Baca berita dengan sedikit iklan, klik di sini
Poin penting
Mafia sepak bola sudah ada sejak dulu.
Mafia sepak bola selalu muncul tiap zaman.
Judi adalah faktor utama munculnya mafia sepak bola.
SATUAN Tugas Antimafia Bola menemukan indikasi kecurangan perekrutan pemain tim nasional Indonesia usia di bawah 20 tahun (U-20) di Persatuan Sepak Bola Seluruh Indonesia atau PSSI. Wakil Kepala Kepolisian Republik Indonesia Komisaris Jenderal Gatot Eddy Pramono mengatakan kepolisian juga telah memetakan siapa saja yang diduga terlibat dan modus kecurangan tersebut.

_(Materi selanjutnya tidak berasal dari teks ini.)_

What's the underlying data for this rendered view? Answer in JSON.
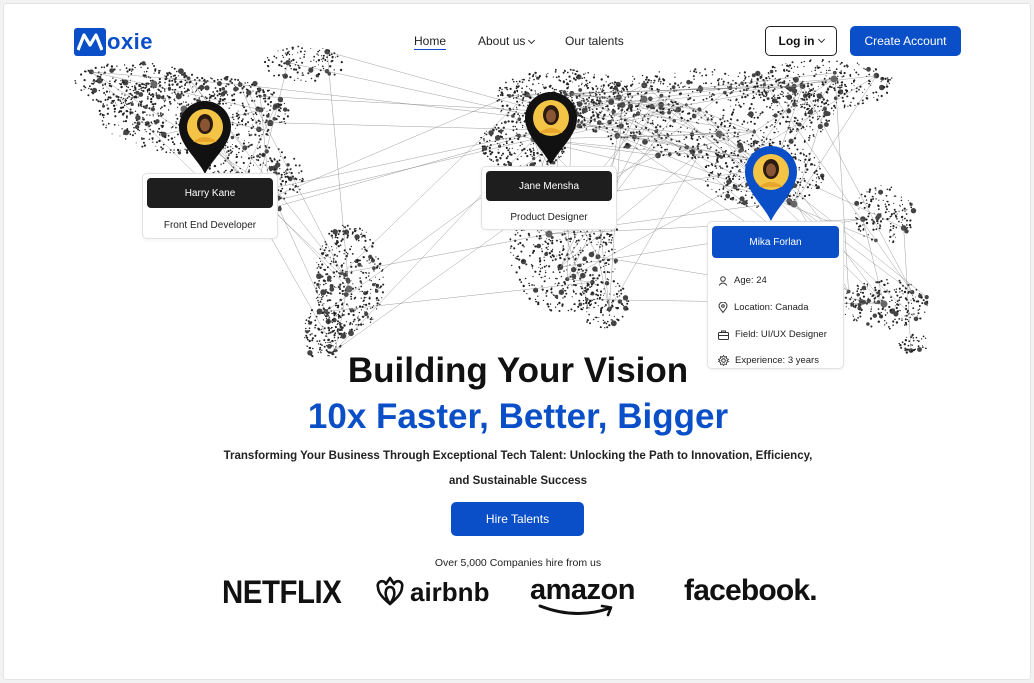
{
  "brand": {
    "name": "oxie",
    "accent": "#0a4fc7"
  },
  "nav": {
    "home": "Home",
    "about": "About us",
    "talents": "Our talents",
    "login": "Log in",
    "create_account": "Create Account"
  },
  "talents": [
    {
      "name": "Harry Kane",
      "role": "Front End Developer"
    },
    {
      "name": "Jane Mensha",
      "role": "Product Designer"
    },
    {
      "name": "Mika Forlan",
      "age_label": "Age:",
      "age": "24",
      "location_label": "Location:",
      "location": "Canada",
      "field_label": "Field:",
      "field": "UI/UX Designer",
      "experience_label": "Experience:",
      "experience": "3 years"
    }
  ],
  "hero": {
    "title": "Building Your Vision",
    "tagline": "10x Faster, Better, Bigger",
    "description_line1": "Transforming Your Business Through Exceptional Tech Talent: Unlocking the Path to Innovation, Efficiency,",
    "description_line2": "and Sustainable Success",
    "cta": "Hire Talents"
  },
  "companies": {
    "heading": "Over 5,000 Companies hire from us",
    "logos": [
      "NETFLIX",
      "airbnb",
      "amazon",
      "facebook."
    ]
  },
  "icons": [
    "user-icon",
    "location-pin-icon",
    "briefcase-icon",
    "settings-icon",
    "chevron-down-icon",
    "map-pin-icon"
  ]
}
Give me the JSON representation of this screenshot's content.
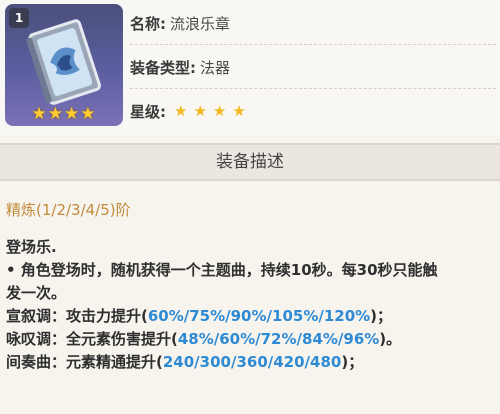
{
  "item": {
    "rarity_badge": "1",
    "stars_display": "★★★★",
    "name_label": "名称:",
    "name_value": "流浪乐章",
    "type_label": "装备类型:",
    "type_value": "法器",
    "level_label": "星级:",
    "level_value": "★★★★"
  },
  "section": {
    "title": "装备描述"
  },
  "refine": {
    "label": "精炼(1/2/3/4/5)阶"
  },
  "description": {
    "title": "登场乐.",
    "bullet_line1": "• 角色登场时，随机获得一个主题曲，持续10秒。每30秒只能触",
    "bullet_line2": "发一次。",
    "line1_prefix": "宣叙调：攻击力提升(",
    "line1_values": "60%/75%/90%/105%/120%",
    "line1_suffix": ")；",
    "line2_prefix": "咏叹调：全元素伤害提升(",
    "line2_values": "48%/60%/72%/84%/96%",
    "line2_suffix": ")。",
    "line3_prefix": "间奏曲：元素精通提升(",
    "line3_values": "240/300/360/420/480",
    "line3_suffix": ")；"
  },
  "colors": {
    "highlight": "#2f8ad4",
    "refine": "#c38a3b",
    "star": "#f2b81f"
  }
}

Baca berita dengan sedikit iklan, klik di sini
Satuan Tugas Antimafia Bola adalah satuan tugas ketiga yang dibentuk kepolisian untuk membongkar keculasan mafia bola di Indonesia. Satuan Tugas Antimafia Bola kepengurusan yang lalu sudah merampungkan masa tugasnya setelah membongkar dugaan pengaturan skor di Liga 3 antara Perses (Sumedang) dan Persikasi (Bekasi).
Baca berita dengan sedikit iklan, klik di sini
Sejak dulu, PSSI seperti tidak pernah lepas dari persoalan suap dan pengaturan skor. Pada 2 April 1988, majalah Tempo membuat laporan panjang berjudul “Bandar Suap dalam Sepak Bola Kita”, yang mengulas maraknya suap yang menggerogoti kualitas sepak bola Indonesia.
Dunia sepak bola Indonesia kembali dirundung duka. Sejumlah pemain bola papan atas disebut menerima suap dari para bandar judi bola untuk pengaturan skor. Mereka antara lain Ramang, Omo, Ronny Paslah, dan Bambang Nurdiansyah. Akibatnya, lapangan bola seakan-akan menjadi panggung sandiwara yang pemenangnya sudah ditentukan sejak awal.
“Sulit diketahui kapan mereka main benar-benar dan kapan main pura-pura,” ujar Sekretaris Umum PSSI Nugraha Besoes. “Masak, ada pemain nasional bisa jatuh ketika mau menendang bola dan bola itu pun didudukinya.”
Ada banyak contoh kasus lain. Misalnya ada seorang pemain belakang yang biasanya begitu tangguh dan selalu mengundang decak kagum penonton tiba-tiba berubah menjadi rapuh. Bahkan ia memberi peluang kepada lawan mengobrak-abrik pertahanan yang dikawalnya.
Ada pula pemain depan yang menggebu-gebu melewati beberapa pemain belakang lawan. Tapi, tiba di depan gawang musuh dan berhadapan dengan penjaga gawang yang sudah pasrah, dia justru menendang bola jauh ke atas mistar gawang.
Bahkan, pada 1984, terjadi pengaturan skor besar-besaran di kompetisi Galatama. Dalam pertandingan kompetisi klub yang disebut sebagai universitas sepak bola Indonesia itu ada pertandingan yang berakhir 3-0, 4-0, 6-0, bahkan 14-0. Belakangan, bos tim Cahaya Kita, Kaslan Rosidi, mengungkapkan ada permainan suap di belakang kekalahan-kekalahan mencolok itu. Menurut dia, pelakunya adalah Lo Bie Tek, pengusaha yang menjadi pengurus klub Cahaya Kita. Selain Lo Bie Tek, ada sosok bandar taruhan lain bernama Sun Kie. Akibatnya, pertandingan-pertandingan Galatama mulai ditinggalkan penonton sehingga banyak klub yang bangkrut, lalu bubar.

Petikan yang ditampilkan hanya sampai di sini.